Szanowna Rzęso, Nie istnieją oczywiście rzeczy oczywiste, owszem, wydają się oczywiste, ale czas to weryfikuje. ;) Któż jeszcze zauważył, że "głupoty piszę", bo niedowidzę? :P Są różnego rodzaju problemy i patologie. Wcale nie twierdzę, że nie ma ich wśród ludzi wykształconych, zamożnych, o wysokiej pozycji społecznej. Sam znam takie sytuacje. Zauważyłaś przymrużone oko na końcu mojej wypowiedzi, którą zacytowałaś? Chyba nie... Przeciętna rodzina ma 3, 4, 5 dzieci? Gdzie??? Czyżby udało się znacząco zwiększyć przyrost naturalny w Polsce? Może ja mam jakieś nieaktualne dane... Patologia i tolerancja nie ma wielu znaczeń, to tylko kwestia interpretacji. Nie wydaje mi się, aby nas to jakoś różniło, ale z pewnością inaczej rozumiemy wzajemnie nasze słowa. Smoki są, ale ich nie tolerujesz, albo traktujesz, jak patologię. :P Dobranoc. :D
Krzysztof Kowalski, oczywiście, to wszystko zależy od punktu widzenia, a ja celowo prowokuję, bo lubię rozmawiać. :)

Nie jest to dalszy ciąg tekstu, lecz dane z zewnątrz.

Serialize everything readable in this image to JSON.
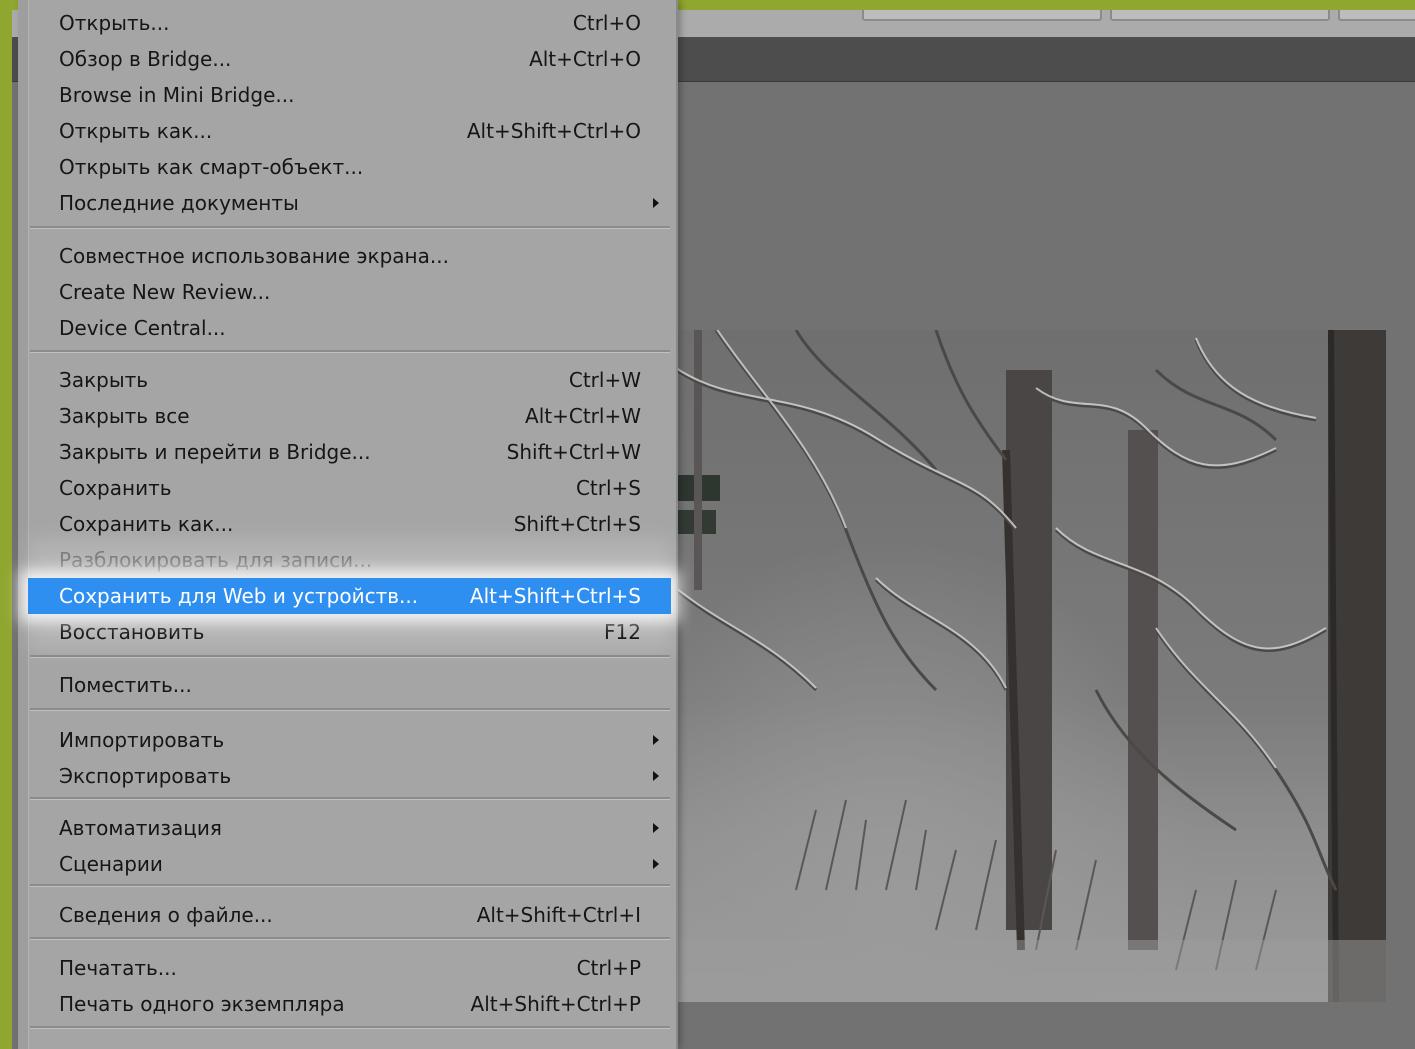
{
  "menu": {
    "items": [
      {
        "label": "Открыть...",
        "shortcut": "Ctrl+O"
      },
      {
        "label": "Обзор в Bridge...",
        "shortcut": "Alt+Ctrl+O"
      },
      {
        "label": "Browse in Mini Bridge...",
        "shortcut": ""
      },
      {
        "label": "Открыть как...",
        "shortcut": "Alt+Shift+Ctrl+O"
      },
      {
        "label": "Открыть как смарт-объект...",
        "shortcut": ""
      },
      {
        "label": "Последние документы",
        "shortcut": ""
      },
      {
        "label": "Совместное использование экрана...",
        "shortcut": ""
      },
      {
        "label": "Create New Review...",
        "shortcut": ""
      },
      {
        "label": "Device Central...",
        "shortcut": ""
      },
      {
        "label": "Закрыть",
        "shortcut": "Ctrl+W"
      },
      {
        "label": "Закрыть все",
        "shortcut": "Alt+Ctrl+W"
      },
      {
        "label": "Закрыть и перейти в Bridge...",
        "shortcut": "Shift+Ctrl+W"
      },
      {
        "label": "Сохранить",
        "shortcut": "Ctrl+S"
      },
      {
        "label": "Сохранить как...",
        "shortcut": "Shift+Ctrl+S"
      },
      {
        "label": "Разблокировать для записи...",
        "shortcut": ""
      },
      {
        "label": "Сохранить для Web и устройств...",
        "shortcut": "Alt+Shift+Ctrl+S"
      },
      {
        "label": "Восстановить",
        "shortcut": "F12"
      },
      {
        "label": "Поместить...",
        "shortcut": ""
      },
      {
        "label": "Импортировать",
        "shortcut": ""
      },
      {
        "label": "Экспортировать",
        "shortcut": ""
      },
      {
        "label": "Автоматизация",
        "shortcut": ""
      },
      {
        "label": "Сценарии",
        "shortcut": ""
      },
      {
        "label": "Сведения о файле...",
        "shortcut": "Alt+Shift+Ctrl+I"
      },
      {
        "label": "Печатать...",
        "shortcut": "Ctrl+P"
      },
      {
        "label": "Печать одного экземпляра",
        "shortcut": "Alt+Shift+Ctrl+P"
      }
    ]
  },
  "colors": {
    "highlight": "#2f8ff0",
    "menu_bg": "#a5a5a5",
    "frame_green": "#8fa62f"
  }
}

Rzęsa wodna, nie piszę żadnych głupot, a Twoje niezrozumienie tematyki nie tłumaczy kompletnie sposobu, w jaki się do mnie zwracasz. :P Ja nie powiedziałem, że liczebność rodziny ma wpływ na patologię, tylko że dzietność w rodzinach patologicznych jest większa, a to nie to samo. Przeczytaj trzy razy, zanim skomentujesz. :P:D
yestem - tylko kto tu jest patologiczny ktoś kto pochodzi z biednej rodziny czy np; człowiek wykształcony, który uważa, że należy zalegalizować homosekualizację, prostytucję i narkotyki w kraju. Jeżeli niektórzy wykształceni ludzie chcą tworzyć wizję nowego świata bo ulegli demoralizacji i patologii to o czym my tu w ogóle mówimy. Jeżeli dziewczyna wyjechała ze wsi studiować i mówi że inwestuje swoje ciało robiąc na tym biznes to o czym my tu w ogóle dyskutujemy. Jeżeli ludzie wykształceni i którzy dochodzą do władzy niektórzy mają sieczkę w głowie i taki dają przykład innym to może to wszystko czarno wyglądać.

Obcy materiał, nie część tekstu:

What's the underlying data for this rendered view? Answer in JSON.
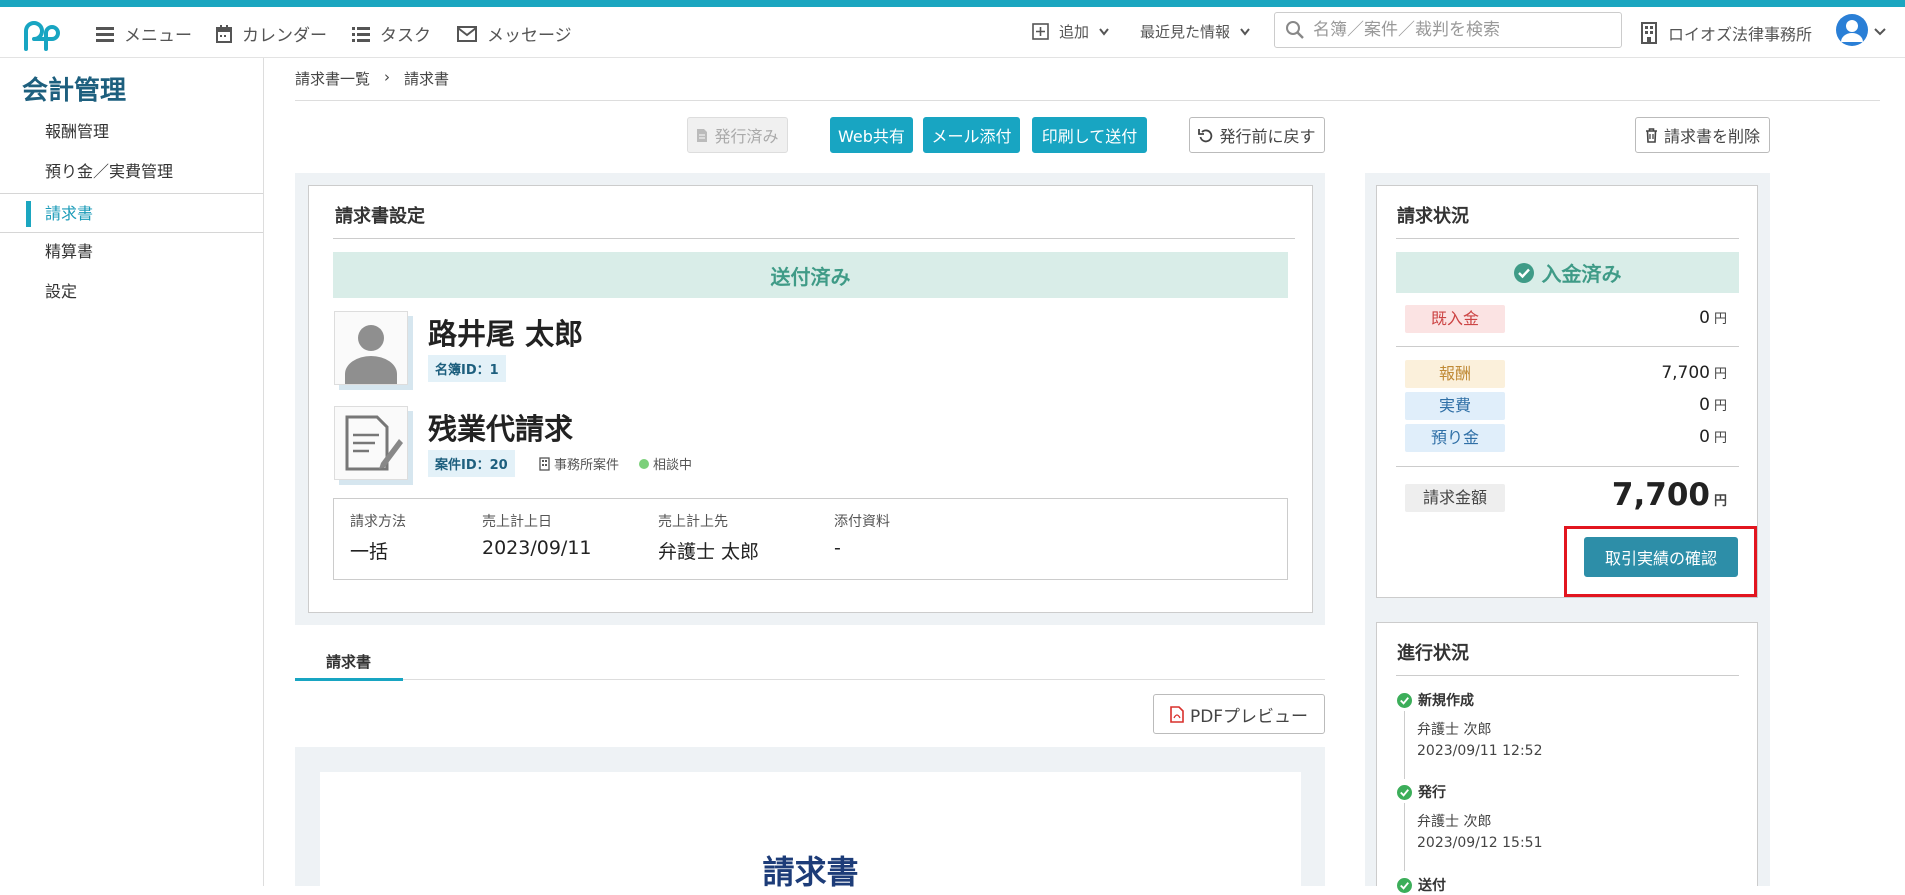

To zupełnie naturalne, tu też można pokusić się o istnienie prawa Kopernika-Greshama. Nie istnieje tzw. selekcja naturalna (prawie), nasza cywilizacja wypracowała opiekę nad ludźmi chorymi, nieporadnymi życiowo, a nawet nad jednostkami patologicznymi. Z jednej strony to piękne, humanitarne, ludzkie, a z drugiej dochodzi do promowania wszelkich mniejszości, nawet tych destrukcyjnych. Najwięcej dzieci rodzi się w rodzinach z problemami, a wręcz patologicznych. To nasza przyszłość... ;) Pozdrawiam. :)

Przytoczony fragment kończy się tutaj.